Stakeholders and the external environment
(Originally published on the OUBS Blog)
You have an internal environment in your company as well as a near external (clients, suppliers, …) and the far external which is STEEP:
\- Social
\- Technological
\- Economic
\- Environmental
\- Political
You can control the internal, influence the near and respond to the far external environment. Remember that these boundaries are not fixed but they can move dependant on outsourcing, internal happenings, world-wide changes, …
Stakeholders are people/groups with a legitimate interest in the activities of your company. They can:
\- be internal or external
\- have different and possibly conflicting interests
\- feature certain groups who are likely to be dominant.

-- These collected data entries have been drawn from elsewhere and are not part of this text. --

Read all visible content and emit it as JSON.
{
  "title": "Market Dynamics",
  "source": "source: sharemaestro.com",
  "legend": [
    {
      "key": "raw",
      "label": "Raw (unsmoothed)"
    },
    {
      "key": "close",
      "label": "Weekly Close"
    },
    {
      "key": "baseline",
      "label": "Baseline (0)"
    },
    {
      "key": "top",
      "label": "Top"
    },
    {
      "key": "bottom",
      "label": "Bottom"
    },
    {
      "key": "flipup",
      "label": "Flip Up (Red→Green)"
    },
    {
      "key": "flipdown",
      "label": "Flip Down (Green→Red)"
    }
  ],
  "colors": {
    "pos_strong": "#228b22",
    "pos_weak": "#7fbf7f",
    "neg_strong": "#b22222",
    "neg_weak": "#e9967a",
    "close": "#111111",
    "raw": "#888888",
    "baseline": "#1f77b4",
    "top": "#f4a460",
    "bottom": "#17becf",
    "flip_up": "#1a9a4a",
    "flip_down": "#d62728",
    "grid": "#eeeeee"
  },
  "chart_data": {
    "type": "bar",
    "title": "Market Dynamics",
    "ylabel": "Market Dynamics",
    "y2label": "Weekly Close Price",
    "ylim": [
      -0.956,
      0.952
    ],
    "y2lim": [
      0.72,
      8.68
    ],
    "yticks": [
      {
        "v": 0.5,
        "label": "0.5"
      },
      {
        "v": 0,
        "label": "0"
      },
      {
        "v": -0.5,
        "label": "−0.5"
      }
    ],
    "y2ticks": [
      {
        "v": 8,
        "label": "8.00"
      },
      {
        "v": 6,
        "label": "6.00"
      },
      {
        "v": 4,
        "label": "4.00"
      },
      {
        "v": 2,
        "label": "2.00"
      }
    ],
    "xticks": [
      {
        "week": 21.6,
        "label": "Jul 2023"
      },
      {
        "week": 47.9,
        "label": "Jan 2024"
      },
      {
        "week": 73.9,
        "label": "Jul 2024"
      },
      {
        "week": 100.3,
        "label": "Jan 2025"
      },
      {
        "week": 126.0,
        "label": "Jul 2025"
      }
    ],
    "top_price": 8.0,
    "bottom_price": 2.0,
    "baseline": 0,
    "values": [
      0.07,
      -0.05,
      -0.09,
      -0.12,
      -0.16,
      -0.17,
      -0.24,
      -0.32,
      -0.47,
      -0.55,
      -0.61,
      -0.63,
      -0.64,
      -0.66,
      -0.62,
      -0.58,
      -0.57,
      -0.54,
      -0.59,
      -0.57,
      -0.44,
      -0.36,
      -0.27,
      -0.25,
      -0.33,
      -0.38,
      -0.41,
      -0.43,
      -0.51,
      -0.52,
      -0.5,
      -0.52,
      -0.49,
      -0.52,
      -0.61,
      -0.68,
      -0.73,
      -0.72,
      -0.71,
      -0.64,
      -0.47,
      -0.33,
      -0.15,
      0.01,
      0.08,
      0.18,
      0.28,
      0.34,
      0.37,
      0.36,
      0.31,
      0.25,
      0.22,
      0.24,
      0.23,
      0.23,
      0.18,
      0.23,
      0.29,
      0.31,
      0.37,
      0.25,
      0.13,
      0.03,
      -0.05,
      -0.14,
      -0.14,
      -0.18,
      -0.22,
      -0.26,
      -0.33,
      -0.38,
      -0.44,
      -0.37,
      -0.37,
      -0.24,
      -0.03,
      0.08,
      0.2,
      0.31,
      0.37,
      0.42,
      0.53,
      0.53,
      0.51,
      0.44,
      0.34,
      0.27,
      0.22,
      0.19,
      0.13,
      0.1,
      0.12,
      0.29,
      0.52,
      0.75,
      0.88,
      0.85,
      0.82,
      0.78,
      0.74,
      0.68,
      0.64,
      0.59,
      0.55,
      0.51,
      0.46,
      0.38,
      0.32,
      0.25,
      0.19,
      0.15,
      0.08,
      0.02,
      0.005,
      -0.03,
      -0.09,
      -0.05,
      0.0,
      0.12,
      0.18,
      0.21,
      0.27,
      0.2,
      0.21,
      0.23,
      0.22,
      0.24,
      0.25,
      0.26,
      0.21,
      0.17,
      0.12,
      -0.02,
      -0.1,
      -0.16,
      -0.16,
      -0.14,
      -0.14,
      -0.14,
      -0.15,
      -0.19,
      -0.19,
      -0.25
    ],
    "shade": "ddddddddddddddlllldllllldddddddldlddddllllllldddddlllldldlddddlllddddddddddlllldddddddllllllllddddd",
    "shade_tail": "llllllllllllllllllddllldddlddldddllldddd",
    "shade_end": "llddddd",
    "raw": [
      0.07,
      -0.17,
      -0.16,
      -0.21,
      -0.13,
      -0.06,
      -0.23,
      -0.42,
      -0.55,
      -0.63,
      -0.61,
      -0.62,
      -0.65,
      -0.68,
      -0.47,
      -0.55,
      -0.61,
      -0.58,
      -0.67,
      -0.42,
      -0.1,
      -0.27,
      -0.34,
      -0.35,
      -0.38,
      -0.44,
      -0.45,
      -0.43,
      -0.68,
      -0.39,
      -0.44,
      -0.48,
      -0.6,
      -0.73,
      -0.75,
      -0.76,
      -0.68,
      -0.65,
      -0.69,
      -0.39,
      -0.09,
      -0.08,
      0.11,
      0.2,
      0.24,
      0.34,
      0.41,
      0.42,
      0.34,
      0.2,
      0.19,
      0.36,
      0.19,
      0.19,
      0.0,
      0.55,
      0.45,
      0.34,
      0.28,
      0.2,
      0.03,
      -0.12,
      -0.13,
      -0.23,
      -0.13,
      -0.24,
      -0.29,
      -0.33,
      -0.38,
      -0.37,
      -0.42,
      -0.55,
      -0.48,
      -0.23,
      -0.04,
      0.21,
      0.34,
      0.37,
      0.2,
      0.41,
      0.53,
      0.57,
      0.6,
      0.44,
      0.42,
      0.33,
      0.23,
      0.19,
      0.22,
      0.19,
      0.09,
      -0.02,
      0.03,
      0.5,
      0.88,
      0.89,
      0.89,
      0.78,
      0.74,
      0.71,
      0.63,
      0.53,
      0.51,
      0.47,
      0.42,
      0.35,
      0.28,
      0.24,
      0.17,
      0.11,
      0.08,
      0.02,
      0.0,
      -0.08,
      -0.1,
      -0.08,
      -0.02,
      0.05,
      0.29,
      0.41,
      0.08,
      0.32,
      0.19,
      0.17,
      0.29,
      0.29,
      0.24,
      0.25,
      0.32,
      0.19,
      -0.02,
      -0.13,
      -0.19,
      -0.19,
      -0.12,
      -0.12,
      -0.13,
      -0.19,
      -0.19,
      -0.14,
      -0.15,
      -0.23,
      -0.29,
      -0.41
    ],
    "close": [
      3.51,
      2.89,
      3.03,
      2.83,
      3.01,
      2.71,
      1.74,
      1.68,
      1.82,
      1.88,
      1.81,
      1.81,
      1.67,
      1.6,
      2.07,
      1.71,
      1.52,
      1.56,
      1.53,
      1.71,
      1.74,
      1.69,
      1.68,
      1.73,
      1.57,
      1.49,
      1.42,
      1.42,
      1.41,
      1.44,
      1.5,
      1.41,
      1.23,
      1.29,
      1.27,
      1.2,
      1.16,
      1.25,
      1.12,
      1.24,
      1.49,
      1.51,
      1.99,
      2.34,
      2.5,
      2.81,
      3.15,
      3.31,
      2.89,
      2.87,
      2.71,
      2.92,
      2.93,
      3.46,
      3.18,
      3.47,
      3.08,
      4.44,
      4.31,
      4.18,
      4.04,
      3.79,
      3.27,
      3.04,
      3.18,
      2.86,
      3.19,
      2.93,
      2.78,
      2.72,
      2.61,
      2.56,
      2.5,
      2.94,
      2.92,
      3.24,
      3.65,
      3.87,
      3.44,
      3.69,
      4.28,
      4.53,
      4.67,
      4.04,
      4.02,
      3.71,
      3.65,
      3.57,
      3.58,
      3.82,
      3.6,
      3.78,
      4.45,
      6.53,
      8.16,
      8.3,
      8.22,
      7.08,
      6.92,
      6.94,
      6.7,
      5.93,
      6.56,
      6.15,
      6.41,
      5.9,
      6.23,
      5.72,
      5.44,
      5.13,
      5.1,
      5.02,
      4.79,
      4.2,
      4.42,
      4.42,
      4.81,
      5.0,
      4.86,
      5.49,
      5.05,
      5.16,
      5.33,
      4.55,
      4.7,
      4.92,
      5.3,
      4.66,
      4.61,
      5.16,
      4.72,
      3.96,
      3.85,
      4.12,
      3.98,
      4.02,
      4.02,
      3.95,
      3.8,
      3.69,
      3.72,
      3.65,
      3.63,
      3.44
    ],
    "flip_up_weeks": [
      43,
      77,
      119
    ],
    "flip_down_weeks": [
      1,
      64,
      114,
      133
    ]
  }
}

Morgan (1988) emphasized the importance of anticipating change and being proactive rather than reactive with your environment. You might not be in a position to influence your companies response to an external environment change but understanding the changing environment can help you manage your company.
1. Social Factors: Demographic changes, patterns of work, household structure, patterns of consumption, gender roles
2. Technological Factors: lowering barriers of time and place, creates new industries, nature of internal services has been transformed.
3. Economic Factors: growth rate, interest rate, inflation, energy prices, exchange rates, unemployment.
4. Environmental Factors: legislation, information, employees, shareholders, pressure groups, customers
5. Political Factors: legislations, trading relationships, government as customer, level and nature of public services, governments in commercial sectors, regulation, permissions, taxes.
Several forecasting techniques exist. Such as:
Extrapolation; extension of an existing trend.
Market research; both quantitative and qualitative information.
Judgement
Models
Scenarios
Remember. Models are there to improve understanding, stats cannot judge, when no forecasting possible then monitor, judgements need objectivity or they are too optimistic, never do single-point-forecasts, you are never 100% correct.